Guest Blog by Rachel Sellers, Commercial Planning professional-

All too often, when businesses are trying to improve their sales forecasting, reduce inventory holding, or simply improve availability and customer service, the first port of call is to review the forecast accuracy.

Many hours, large sums of money and a serious amount of hard work go into the black hole of improving forecasts; often in the form of experienced analysts, top of the range software, and staff training. After all of that, we often find that forecast fits have indeed improved significantly…..but so what?!

Arguably more important than which forecast method, which system or who is in control of generating forecasts, is to understand HOW your business will use them and what level of review is relevant.

Whilst an accurate forecast can provide significant benefits if managed correctly in line with other areas; it alone will not yield tangible benefits.

Any assessment of forecast accuracy can only be done historically. For an assessment of how accurate a future forecast may be we must rely on the forecast fit.

For all future forecasts, the forecast fit is our anticipated forecast accuracy.

The forecast fit is a measure of how well the chosen forecast method ‘fits’ in line with the historic data set. When forecasting sales demand, the forecast fit measures how closely the forecast measures up to actual sales.

Rather than focusing all efforts on improving forecasts, more tangible results will arise if the focus is on the desired outcome. Defining the result you wish to achieve, outlining how you will measure it, and most crucially, understanding what you need to do to better (or to stop doing) will allow you to unleash the power of any forecast improvements.

The below example, the supply chain of a simple black t-shirt, can demonstrate this more clearly.
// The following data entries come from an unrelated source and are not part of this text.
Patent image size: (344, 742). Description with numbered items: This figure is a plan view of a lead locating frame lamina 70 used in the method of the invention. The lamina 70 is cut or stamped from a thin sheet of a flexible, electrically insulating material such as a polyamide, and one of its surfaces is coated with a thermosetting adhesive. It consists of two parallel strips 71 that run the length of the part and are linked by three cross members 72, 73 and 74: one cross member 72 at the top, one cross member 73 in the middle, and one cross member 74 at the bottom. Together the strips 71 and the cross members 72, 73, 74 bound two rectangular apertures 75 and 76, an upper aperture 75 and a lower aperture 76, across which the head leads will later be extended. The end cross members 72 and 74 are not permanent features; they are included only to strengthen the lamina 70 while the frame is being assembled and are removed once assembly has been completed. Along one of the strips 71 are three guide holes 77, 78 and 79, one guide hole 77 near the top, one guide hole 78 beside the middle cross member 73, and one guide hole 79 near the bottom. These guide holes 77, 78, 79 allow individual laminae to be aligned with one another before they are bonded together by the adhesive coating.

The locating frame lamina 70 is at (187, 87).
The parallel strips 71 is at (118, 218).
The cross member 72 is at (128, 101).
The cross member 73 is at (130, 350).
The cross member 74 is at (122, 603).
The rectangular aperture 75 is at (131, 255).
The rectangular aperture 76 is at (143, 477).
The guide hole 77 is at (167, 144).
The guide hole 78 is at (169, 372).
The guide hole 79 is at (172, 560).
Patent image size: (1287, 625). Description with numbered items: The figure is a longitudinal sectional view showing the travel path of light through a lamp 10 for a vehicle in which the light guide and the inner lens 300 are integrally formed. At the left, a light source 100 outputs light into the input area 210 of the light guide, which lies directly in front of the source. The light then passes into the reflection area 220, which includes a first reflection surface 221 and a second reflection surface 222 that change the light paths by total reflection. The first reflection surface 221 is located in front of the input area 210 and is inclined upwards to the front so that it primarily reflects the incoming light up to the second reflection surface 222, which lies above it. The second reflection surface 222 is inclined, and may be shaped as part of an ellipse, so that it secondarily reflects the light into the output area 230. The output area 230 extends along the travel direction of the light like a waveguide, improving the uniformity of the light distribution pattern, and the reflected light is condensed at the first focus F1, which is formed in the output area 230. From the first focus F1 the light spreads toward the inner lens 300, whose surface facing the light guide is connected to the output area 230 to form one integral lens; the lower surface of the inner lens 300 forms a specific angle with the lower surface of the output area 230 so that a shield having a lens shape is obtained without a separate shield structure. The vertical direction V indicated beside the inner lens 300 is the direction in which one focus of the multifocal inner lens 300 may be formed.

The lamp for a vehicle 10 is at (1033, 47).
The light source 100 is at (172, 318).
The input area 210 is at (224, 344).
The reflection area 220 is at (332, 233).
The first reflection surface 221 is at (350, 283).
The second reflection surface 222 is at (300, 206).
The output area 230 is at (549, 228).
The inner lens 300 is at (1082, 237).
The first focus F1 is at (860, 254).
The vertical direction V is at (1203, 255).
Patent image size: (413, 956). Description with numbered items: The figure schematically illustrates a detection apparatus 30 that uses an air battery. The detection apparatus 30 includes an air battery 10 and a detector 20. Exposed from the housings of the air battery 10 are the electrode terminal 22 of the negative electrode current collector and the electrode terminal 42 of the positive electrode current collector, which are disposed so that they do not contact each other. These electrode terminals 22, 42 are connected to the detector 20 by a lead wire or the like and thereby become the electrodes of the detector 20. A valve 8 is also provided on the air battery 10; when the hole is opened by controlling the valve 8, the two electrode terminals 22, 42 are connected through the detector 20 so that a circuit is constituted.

  1. A high street retail sales business wants to increase stock availability and sales. In this retailer each end product (SKU) is bought and replenished in isolation.
  2. Each customer visiting the store wants a specific size, colour and style.  In this example our customer wants a black, round neck, jersey t-shirt in a size small.
  3. When forecasting, the high street retailer must decide the level at which forecasts are created.
  4. Forecasting ‘t-shirts’ as a group may give a pleasing, stable forecast with a high level of forecast accuracy, but in practical terms that’s of little help to the end customer. Typically forecasts are disaggregated (or apportioned) to unique SKUs based on historical sales demand. A sudden swing in customer demand; a new colour trend in fashion for instance, could quickly render your SKU forecasts wildly inaccurate using this method.
  5. A forecast against ‘black t-shirts’ may give slightly better detail – but still, each customer will require a suitable size, and will have different tastes as per the style and cut. This secondary level, though more detailed could still lead to out of stocks and lost sales. Where retailers procure in ‘packs’ which give a range of sizes in each (for example 1-XS, 2-S, 3-M, 2-L, 1-XL), this level of forecasting may be sufficient.
  6. This retailer ultimately feels pressure at each unique sales item. Forecasting at SKU level will undoubtedly yield a lower overall forecast accuracy due to the increased volatility we will always find when reviewing granular data and may seem an unappealing option.  However, in order to achieve the target of increased availability and sales, the retailer must be able to have a clear forecast for each SKU.
  7. Further up the supply chain, the manufacturer of the t-shirts will need a slightly different approach to forecasting and planning. The manufacturer too wishes to increase service to its customer (the high street retailer) through better stock availability.
  8. Whilst they will indeed ship variations of size, colour and style, which will ultimately relate to the end customer sales demand, the manufacturer’s forecast for production will need to be relevant to fabric quantities and dyes – their ‘raw materials’. Initial production will focus on getting the colour and fabric quality correct; with size and style of cut taking a less precedence.
  9. The pressure for the manufacturer here comes in ensuring they have the right supply of raw materials for their base product. Converting the base product (black, jersey fabric) into the many finished goods for sale (size small, round neck t-shirt) is impossible without a steady and reliable base forecast of the correct material.
  10. For the manufacturer, their forecasts make sense to be created and measured at the base product level. Getting their requirements of base product more accurate will allow better buying of raw materials to service the demand and drive improved availability of all finished sale items.

Both ends of the supply chain, whilst basing forecast information from the end customer sales demand, need to review, forecast and plan at different levels. The retail store and the manufacturer can group their data differently: managing the forecast as best suits their needs.

Ultimately, getting the most from forecasting is reliant on truly understanding the ‘pinch points’ in your business.

  •  Where do you feel pressure?
  •  Where is the pain or complexity?
  •  Where are you constrained?

Understanding the problem areas in your supply chain will shape how you should best use forecasting and planning to help your business.